BERLIN. Ausländer haben im vergangenen Jahr in 5.447 Fällen gegen die Aufhebung ihres Asylstatus geklagt. Dies geht aus der Antwort der Bundesregierung auf eine Anfrage der Linkspartei hervor. Demnach wurde in 1.735 Fällen die Aufhebung des Asylstatus durch die Behörden bestätigt. In 941 Fällen wurde die Aufhebung widerrufen.

Die größte Gruppe der Asylantragsteller stammt aus der Türkei. Insgesamt 2.331 Verfahren kamen 2008 zum Abschluß. In 1.118 Fällen wurde der Antrag auf Asyl erneut abgelehnt. In 578 Fällen wurde dem Asylgesuch stattgegeben. 635 Mal hatten sich die Verfahren formell erledigt.
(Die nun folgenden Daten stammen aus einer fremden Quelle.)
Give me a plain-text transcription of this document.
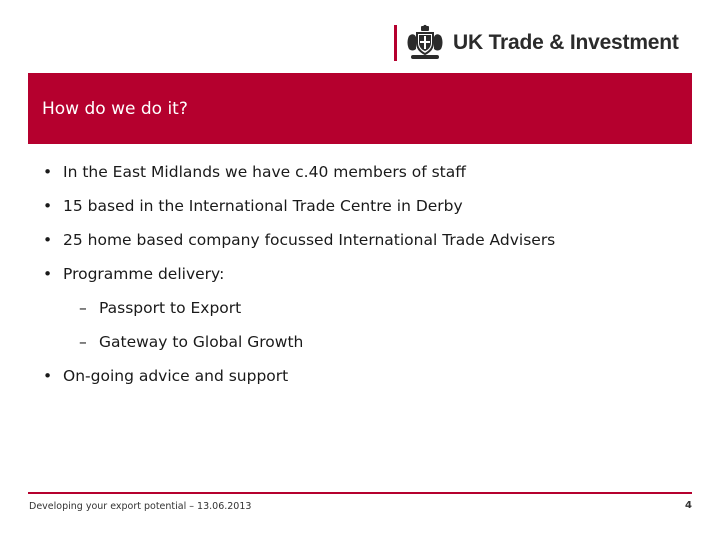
UK Trade & Investment
How do we do it?
• In the East Midlands we have c.40 members of staff
• 15 based in the International Trade Centre in Derby
• 25 home based company focussed International Trade Advisers
• Programme delivery:
– Passport to Export
– Gateway to Global Growth
• On-going advice and support
Developing your export potential – 13.06.2013	4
Türkei und Irak stellen größte Klägergruppen

Rund die Hälfte der Verfahren wurde aus formalen Gründen wie Ausreise, Rücknahme der Klage oder Einbürgerung eingestellt. Dabei fällt der größte Teil auf Asylantragsteller aus dem Irak. Bei 1.888 Entscheidungen wurden gleich 1.675 formell erledigt, in 252 Entscheidungen bestätigten die Gerichte die Aufhebung des Asylstatus, und in 60 Fällen hoben sie den Beschluß der Ausländerbehörden auf.

Neben der Türkei und dem Irak stellten Asylantragsteller aus Togo, Afghanistan und Serbien die größten Klägergruppen dar. Zum Jahreswechsel waren noch rund 4.800 Gerichtsverfahren anhängig. Rund zwei Drittel der Kläger stammten aus der Türkei. (FA)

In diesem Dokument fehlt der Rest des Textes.